Un second critère, également fréquent, revient au même quant à l’incompréhension du brassage et au mépris de la quantification possible. Lorsqu’on annonce au sujet qu’il va tirer un seul jeton, au hasard, ou deux jetons quelconques, il lui arrive souvent de prévoir que la couleur sortante sera précisément celle qui est représentée le même nombre de fois sur l’échelle modèle, c’est-à-dire celle de l’élément unique ou de deux seuls éléments. Autrement dit, il ne juge nullement que la couleur la plus abondamment représentée a plus de chances de sortir au tirage, mais au contraire que le fait de chercher un seul ou deux seuls jetons déclenchera mystérieusement l’apparition de l’élément ou du couple seuls de leur espèce. C’est ainsi que Leu, sur une collection de six puces rouges, quatre bleues et une blanche, prévoit qu’il va tirer la blanche, « parce qu’il n’y a qu’une blanche ». Mon, sur un blanc et douze rouges prédit la sortie du jeton blanc « parce qu’il y a un blanc » et sur douze blancs et un rouge prédit le rouge « parce qu’on en a mis un ». Scha, de même, prié de sortir un couple au hasard, annonce deux jaunes (sur 15 éléments) « parce qu’il y en a deux » seuls (dans l’échelle modèle).
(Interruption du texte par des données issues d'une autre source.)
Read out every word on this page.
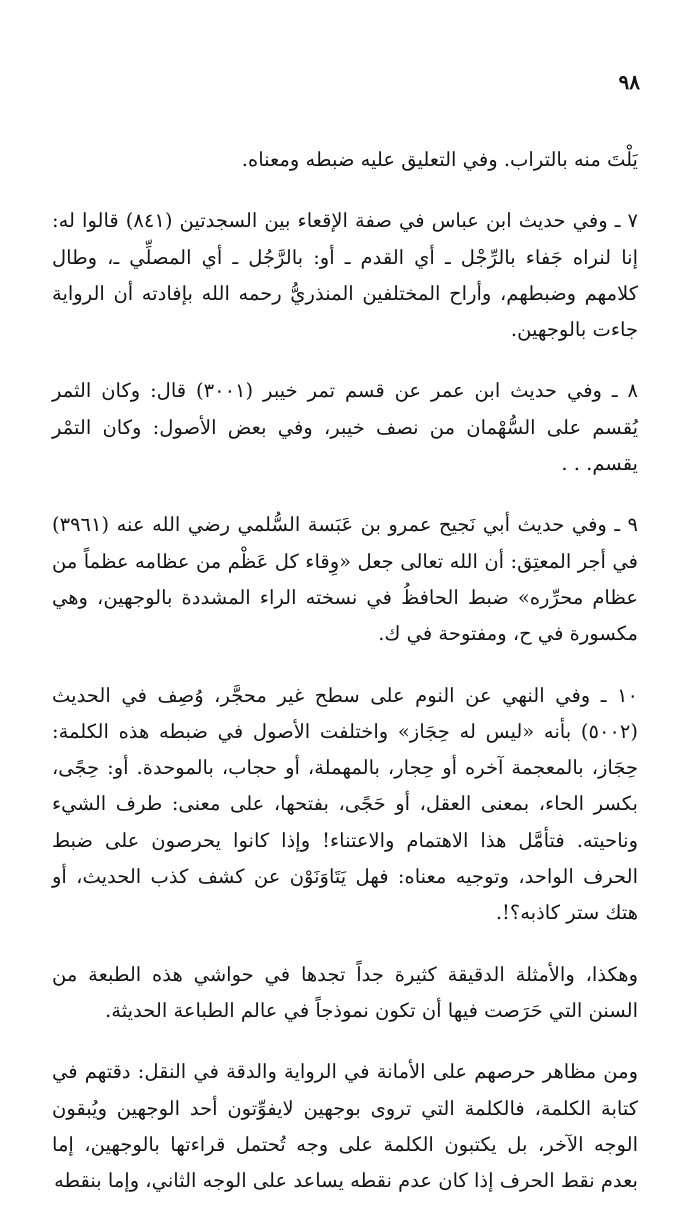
٩٨

يَلْتَ منه بالتراب. وفي التعليق عليه ضبطه ومعناه.

٧ ـ وفي حديث ابن عباس في صفة الإقعاء بين السجدتين (٨٤١) قالوا له: إنا لنراه جَفاء بالرِّجْل ـ أي القدم ـ أو: بالرَّجُل ـ أي المصلِّي ـ، وطال كلامهم وضبطهم، وأراح المختلفين المنذريُّ رحمه الله بإفادته أن الرواية جاءت بالوجهين.

٨ ـ وفي حديث ابن عمر عن قسم تمر خيبر (٣٠٠١) قال: وكان الثمر يُقسم على السُّهْمان من نصف خيبر، وفي بعض الأصول: وكان التمْر يقسم. . .

٩ ـ وفي حديث أبي نَجيح عمرو بن عَبَسة السُّلمي رضي الله عنه (٣٩٦١) في أجر المعتِق: أن الله تعالى جعل «وِقاء كل عَظْم من عظامه عظماً من عظام محرِّره» ضبط الحافظُ في نسخته الراء المشددة بالوجهين، وهي مكسورة في ح، ومفتوحة في ك.

١٠ ـ وفي النهي عن النوم على سطح غير محجَّر، وُصِف في الحديث (٥٠٠٢) بأنه «ليس له حِجَاز» واختلفت الأصول في ضبطه هذه الكلمة: حِجَاز، بالمعجمة آخره أو حِجار، بالمهملة، أو حجاب، بالموحدة. أو: حِجًى، بكسر الحاء، بمعنى العقل، أو حَجًى، بفتحها، على معنى: طرف الشيء وناحيته. فتأمَّل هذا الاهتمام والاعتناء! وإذا كانوا يحرصون على ضبط الحرف الواحد، وتوجيه معناه: فهل يَتَاوَنَوْن عن كشف كذب الحديث، أو هتك ستر كاذبه؟!.

وهكذا، والأمثلة الدقيقة كثيرة جداً تجدها في حواشي هذه الطبعة من السنن التي حَرَصت فيها أن تكون نموذجاً في عالم الطباعة الحديثة.

ومن مظاهر حرصهم على الأمانة في الرواية والدقة في النقل: دقتهم في كتابة الكلمة، فالكلمة التي تروى بوجهين لايفوِّتون أحد الوجهين ويُبقون الوجه الآخر، بل يكتبون الكلمة على وجه تُحتمل قراءتها بالوجهين، إما بعدم نقط الحرف إذا كان عدم نقطه يساعد على الوجه الثاني، وإما بنقطه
Per également, sur 21 éléments, croit qu’il va tirer un couple de rouges « parce qu’il y en a deux ». C’est sans doute à ce même argument qu’il faut rapporter la réponse étrange, parfois rencontrée, qui motive le choix de la prévision par le petit nombre des éléments représentés. Ainsi, Lau, après avoir répondu en apparence correctement, pour deux bleus et six rouges « rouge, parce qu’il y en a plus », déclare, pour deux blancs, cinq rouges et cinq bleus, « blanc, parce qu’il n’y en a pas beaucoup, et qu’il y a la même chose de rouges et de bleus » : du moment que l’on ne désire qu’un jeton, veut sans doute dire l’enfant, il ne peut sortir des deux collections les plus nombreuses, surtout qu’elles sont égales, aucun motif ne pouvant décider en faveur de son choix individuel, tandis que, sur deux blancs, il n’y a qu’à se décider pour l’un des deux.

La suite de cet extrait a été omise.